ニンニク醤油の入った小さい容器を持ってくると、キラキラした顔でうやうやしく受け取っている。
「これ、ユイミーちゃんが作ったの? 売ってくれない?」
「私が作ったんですけど、もうそれしかないんであげますよ」
「これしかないの?! なんでこんなちょっとだけしか作らなかったの?!」
「あんまりいっぱい作って失敗してもあれだし……」
200ミリリットルくらいの容器におさまる量で作ったけれど、サフィさんは納得いかなかったらしい。ローブの裾に手を突っ込んでお金を取り出すと私に握らせ、真剣な顔で言った。
「お願いだからいっぱい作って。金貨1枚で足りなかったらもっと渡すから」
「金貨いらないから! 容器と材料費込みで小銀貨3枚もあればお釣りが来ますから!!」
「じゃあ、それに手間賃で小銀貨7枚! よろしく!」
握らされた金貨を突っ返して、小銀貨に替えてもらった。手間賃も正直そんなにいらないけど、サフィさんが情熱的にニンニク醤油を欲している目が怖いので黙って受け取っておく。
サフィさん、最初は「ニンニク? 食べられるよー」みたいな反応だったのに、こんなに熱狂しているとは。まあいいけど。
「どれくらいでできる? 持ち歩きたいんだけど」
「漬けて味が出るまで数日から数週間かかりますよ。長く漬けるとそれはそれで美味しいとか」
「え、大量にほしい……」
「使い切れる量がいいような気がしますけど」
ニンニク醤油、気に入ったようだ。というか、気に入らないニンニク料理がないな、この人。

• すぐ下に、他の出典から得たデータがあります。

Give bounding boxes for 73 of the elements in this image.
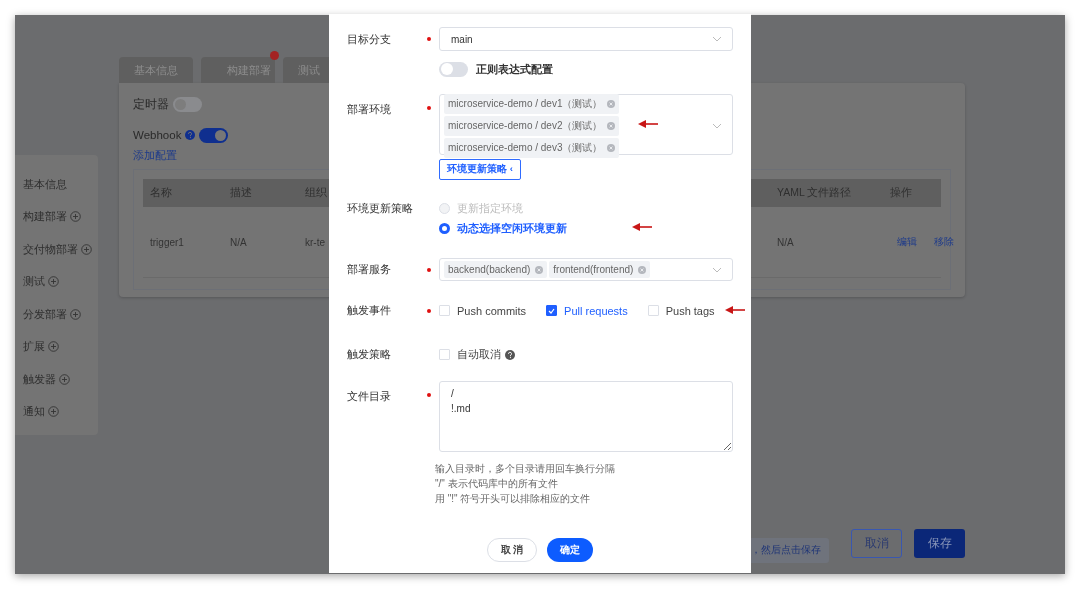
add-circle-icon xyxy=(48,406,59,418)
checkbox-label: Pull requests xyxy=(564,304,628,317)
help-icon xyxy=(185,130,196,140)
sidebar-item[interactable]: 触发器 xyxy=(23,371,56,387)
sidebar-item[interactable]: 测试 xyxy=(23,274,45,290)
table-cell-text: N/A xyxy=(776,236,795,248)
table-cell-text: N/A xyxy=(229,236,248,248)
directory-textarea[interactable]: / !.md xyxy=(439,381,733,452)
add-circle-icon xyxy=(59,373,70,385)
environment-tag: microservice-demo / dev1（测试） xyxy=(444,93,620,114)
arrow-icon xyxy=(632,223,652,231)
remove-tag-icon[interactable] xyxy=(535,265,544,274)
cancel-button[interactable]: 取 消 xyxy=(486,538,538,562)
chevron-down-icon xyxy=(712,36,722,42)
field-label: 部署服务 xyxy=(347,262,392,277)
checkbox-label: Push tags xyxy=(665,304,715,317)
field-label: Webhook xyxy=(133,129,182,141)
help-text: "/" 表示代码库中的所有文件 xyxy=(435,478,559,490)
radio-label: 更新指定环境 xyxy=(457,200,523,216)
add-circle-icon xyxy=(81,243,92,255)
remove-tag-icon[interactable] xyxy=(638,265,647,274)
field-label: 触发策略 xyxy=(347,347,392,362)
help-text: 输入目录时，多个目录请用回车换行分隔 xyxy=(435,463,616,475)
field-label: 环境更新策略 xyxy=(347,201,414,216)
radio-button[interactable] xyxy=(439,222,450,234)
field-label: 触发事件 xyxy=(347,303,392,318)
save-button[interactable]: 保存 xyxy=(914,529,965,558)
environment-tag: microservice-demo / dev3（测试） xyxy=(444,137,620,158)
help-icon xyxy=(505,349,515,360)
sidebar-item[interactable]: 分发部署 xyxy=(23,306,67,322)
action-link[interactable]: 编辑 xyxy=(890,235,917,249)
action-link[interactable]: 移除 xyxy=(927,235,954,249)
cancel-button[interactable]: 取消 xyxy=(851,529,902,558)
sidebar-item[interactable]: 构建部署 xyxy=(23,209,67,225)
field-label: 文件目录 xyxy=(347,389,392,404)
radio-label: 动态选择空闲环境更新 xyxy=(457,220,567,236)
add-circle-icon xyxy=(70,211,81,223)
strategy-button[interactable]: 环境更新策略 ‹ xyxy=(439,159,521,180)
service-select[interactable]: backend(backend) frontend(frontend) xyxy=(439,258,733,281)
sidebar-item[interactable]: 扩展 xyxy=(23,339,45,355)
toggle-switch[interactable] xyxy=(173,96,202,112)
confirm-button[interactable]: 确定 xyxy=(547,538,594,562)
add-circle-icon xyxy=(48,276,59,288)
branch-select[interactable]: main xyxy=(439,27,733,51)
table-cell-text: trigger1 xyxy=(149,236,185,248)
service-tag: backend(backend) xyxy=(444,261,548,278)
table-cell-text: kr-te xyxy=(304,236,326,248)
add-circle-icon xyxy=(48,341,59,353)
toggle-switch[interactable] xyxy=(199,127,229,143)
add-circle-icon xyxy=(70,308,81,320)
field-label: 部署环境 xyxy=(347,102,392,117)
sidebar-item[interactable]: 基本信息 xyxy=(23,176,67,192)
remove-tag-icon[interactable] xyxy=(607,143,616,152)
environment-tag: microservice-demo / dev2（测试） xyxy=(444,115,620,136)
checkbox-label: Push commits xyxy=(457,304,527,317)
checkbox-label: 自动取消 xyxy=(457,347,501,362)
remove-tag-icon[interactable] xyxy=(607,121,616,130)
chevron-down-icon xyxy=(712,122,722,129)
remove-tag-icon[interactable] xyxy=(607,99,616,108)
arrow-icon xyxy=(638,120,658,128)
arrow-icon xyxy=(725,306,745,314)
add-config-link[interactable]: 添加配置 xyxy=(133,148,177,163)
field-label: 定时器 xyxy=(133,96,169,112)
help-text: 用 "!" 符号开头可以排除相应的文件 xyxy=(435,493,592,505)
environment-select[interactable]: microservice-demo / dev1（测试） microservice-demo / dev2（测试） microservice-demo / dev3（测试） xyxy=(439,94,733,155)
sidebar-item[interactable]: 交付物部署 xyxy=(23,241,78,257)
sidebar-item[interactable]: 通知 xyxy=(23,404,45,420)
field-label: 目标分支 xyxy=(347,31,392,47)
toggle-switch[interactable] xyxy=(439,61,468,77)
chevron-down-icon xyxy=(712,266,722,273)
toggle-label: 正则表达式配置 xyxy=(476,61,553,77)
checkbox[interactable] xyxy=(546,305,558,316)
service-tag: frontend(frontend) xyxy=(549,261,651,278)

明日またニンニクを大量買いせねば、と考えたところで思い出した。
「サフィさん、明日さっそく漬けるためのニンニクを大量に買ってこようと思うんですけど」
「うん、ありがとうユイミーちゃん」
「そのために協力してほしいことがあって」
「ニンニクショーユのためならなんでもする」
キリッとした顔でものすごい気の抜けたことを言ったサフィさんに、私は背後の扉を指差した。